Erst Cenk Batu, welcher undercover durch die ganze Stadt ermittelten musste. Von Politik, über Banken, bis in die höchsten Kreise der Al-Kaida Sektion Alster Ost. Anschliessend kam die endgeniale Idee eines B-Action Movies mit Nick Tschiller. Und weil der Norddeutsche Rundfunk noch immer vor tausenden von Ideen sprudelte, engagierte man einen solid bekannten Schauspieler und kreierte um ihn zusätzlich eine ganz andere Reihe, in welcher nun sämtliche Rest-Stories verbraten werden können. Ob ein Feuerteufel mitten in Hamburg Autos anzündet, oder ob der Sohn des Ex-Partners auf einer Insel im Drogenrausch ein Mädl massakriert und danach bei minus fünf Grad vier Kilometer durch das Wattenmeer schwimmt, ganz egal, ausnahmslos jeder Mitarbeiter des NDR, welcher in der Pause bei einem Franzbrötchen eine Eingebung hat, darf die am Ende mit ins Drehbuch pappen. Dieses Mal, wird das eine Art FBI Story. Bzw. weil der Tatort ja in Deutschland spielt, heisst es halt Bundespolizei.

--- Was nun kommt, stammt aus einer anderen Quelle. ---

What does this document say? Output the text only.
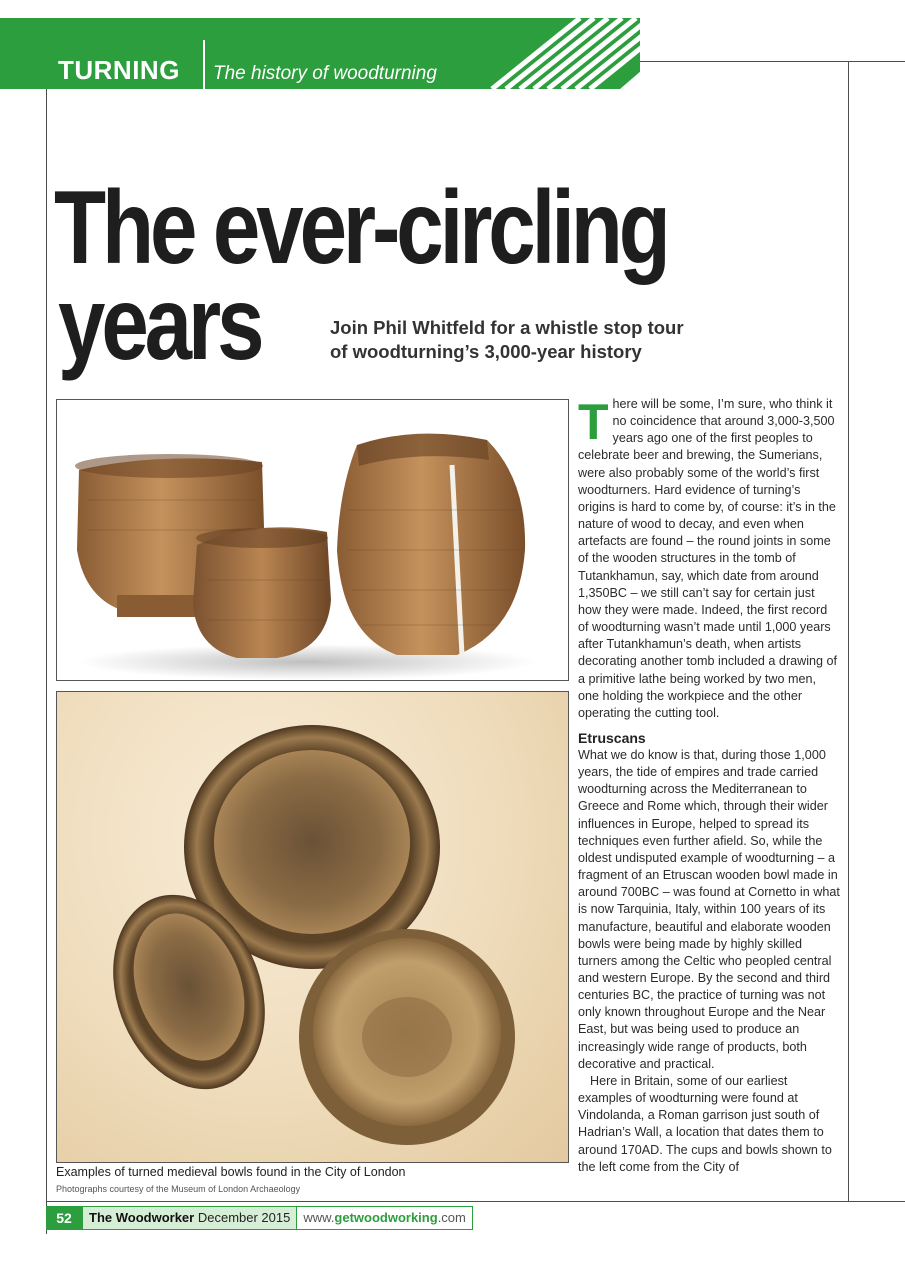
TURNING The history of woodturning
The ever-circling
years	Join Phil Whitfeld for a whistle stop tour
of woodturning’s 3,000-year history
Examples of turned medieval bowls found in the City of London
Photographs courtesy of the Museum of London Archaeology

There will be some, I’m sure, who think it no coincidence that around 3,000-3,500 years ago one of the first peoples to celebrate beer and brewing, the Sumerians, were also probably some of the world’s first woodturners. Hard evidence of turning’s origins is hard to come by, of course: it’s in the nature of wood to decay, and even when artefacts are found – the round joints in some of the wooden structures in the tomb of Tutankhamun, say, which date from around 1,350BC – we still can’t say for certain just how they were made. Indeed, the first record of woodturning wasn’t made until 1,000 years after Tutankhamun’s death, when artists decorating another tomb included a drawing of a primitive lathe being worked by two men, one holding the workpiece and the other operating the cutting tool.

Etruscans

What we do know is that, during those 1,000 years, the tide of empires and trade carried woodturning across the Mediterranean to Greece and Rome which, through their wider influences in Europe, helped to spread its techniques even further afield. So, while the oldest undisputed example of woodturning – a fragment of an Etruscan wooden bowl made in around 700BC – was found at Cornetto in what is now Tarquinia, Italy, within 100 years of its manufacture, beautiful and elaborate wooden bowls were being made by highly skilled turners among the Celtic who peopled central and western Europe. By the second and third centuries BC, the practice of turning was not only known throughout Europe and the Near East, but was being used to produce an increasingly wide range of products, both decorative and practical.

Here in Britain, some of our earliest examples of woodturning were found at Vindolanda, a Roman garrison just south of Hadrian’s Wall, a location that dates them to around 170AD. The cups and bowls shown to the left come from the City of

52	The Woodworker December 2015	www.getwoodworking.com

Irgendwie wurden die Kommissare nun plötzlich dahin befördert und somit muss natürlich auch die Story explodieren. Also: Gasexplosion im Hafen, Globalisierung ist mit drin, zudem wünschte sich der Hauswart ein Schleuserdrama um afrikanische Flüchtlinge, bisschen Waffengeschäfte wollte der Kantinenkoch, und weil einer der Personalbüro-Praktikanten vor kurzem zum ersten Mal „Enemy of the state“ gesehen hat, wurde nun der halbe Tatort aus einem Helikopter gedreht. Zumindest so lässt der Trailer es vermuten. Es könnte natürlich auch eine Drohne oder ein Satellit sein. Keine Ahnung womit die krasse Bundespolizei heutzutage die Welt so rettet. Die Kritiken sind teilweise richtig positiv, aber das waren sie bei Cenk Batu auch. Ausgerechnet das Barometer, welches sich sonst immer für das Risiko der Filmemacher ausspricht, welchem ob altbackenen, angestaubten Tatortreihen, die Haare zu Berge stehen und welches nichts mehr liebt, als frische Drehbücher, ausgerechnet dieses Barometer wünscht sich mittlerweile sehnlichst, die Einfachheit des guten, alten Hamburger Duos Stoever und Brockmöller zurück. Das war simple, aber gute Tatortkost. Die vielen Einfälle aus Hamburg treiben selbst das Barometer in die konservative Ecke.

Erwartungs-Barometer: 4,5
Die Note danach: 4
"Die Geschichte glaubt uns kein Mensch" - Richtig, zumindest ich nicht.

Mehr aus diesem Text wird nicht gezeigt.